2  … but not in the developing world. Re-jigging a country’s energy system for renewables eventually pays off in many ways, but the up-front cost is steep, especially for poorer nations. Consultants McKinsey fear that a shift to domestic policies in the West (as well as high interest rates) might cause richer nations to fall even further behind climate commitments, which were already 20% below pledged levels before the invasion. Russia will also want to expand fossil fuel exports, and energy-intensive products like fertilizer, in markets outside Europe. Climate change is a global issue, and this widening decarbonization gap could be problematic. 

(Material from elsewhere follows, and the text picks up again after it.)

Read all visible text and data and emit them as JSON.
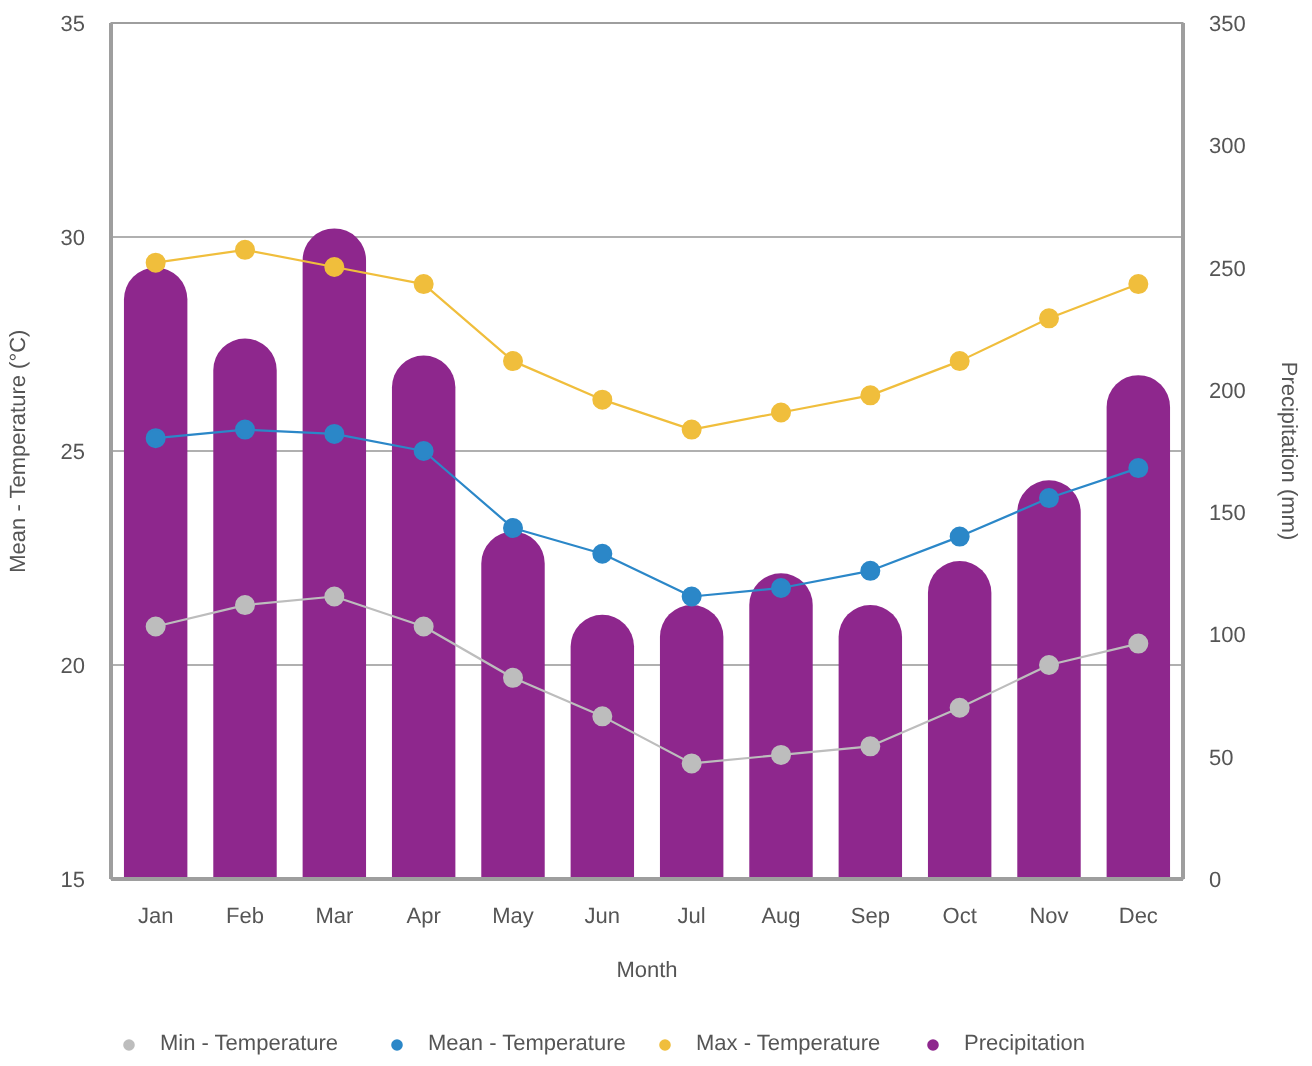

3.  US as the world’s natural gas pump? With Russian fossil fuels largely off the menu, Europe more than doubled imports of liquid natural gas (LNG) from the US in 2022. In this comprehensive summary from Energy Wire, the executive director for the Center for Liquefied Natural Gas predicted the American LNG imports into Europe would remain “pretty strong,” even when the war in Ukraine ends. That will be a defining climate moment for the US. It could either continue to build out LNG infrastructure and boost exports further, or choose the high road to renewables. 


• • •

What To Keep An Eye On

 

1.  Climate reparations. At COP27 in November, Ukraine proposed a new tool for international diplomacy. It thinks emissions generated by conflict should be cataloged and attributed to the aggressors—a move that, if adopted, could put a higher economic and political price-tag on going to war. Ukraine had logged 2,200 cases of environmental damage, pegging soil damage costs at €11.9 billion ($12.6 billion) and air pollution costs at €25.5 billion ($27 billion).

2.  The race for cheap green hydrogen. As well as scaling up solar power and domestic heat pumps, the EU’s energy transition plan calls for importing 10 million tons of low-carbon hydrogen by 2030, and producing the same amount within the bloc. The economics of deployment currently look extremely challenging, with new research from ETH Zürich calculating that green hydrogen heating systems would be up to three times more expensive than just moving to electric heat pumps. But new technologies are hopefully coming soon. 

3.  Declining emissions. The war in Ukraine, and the new focus on domestic energy security in Europe, caused BP to reduce forecasts for global emissions in 2030 by 3.7% and by 9.3% in 2050. It expects oil demand to be 5% lower and gas demand to have fallen by 6% by 2035, according to a report in The Guardian. Renewables projects should get a 5% bump over the same timeframe.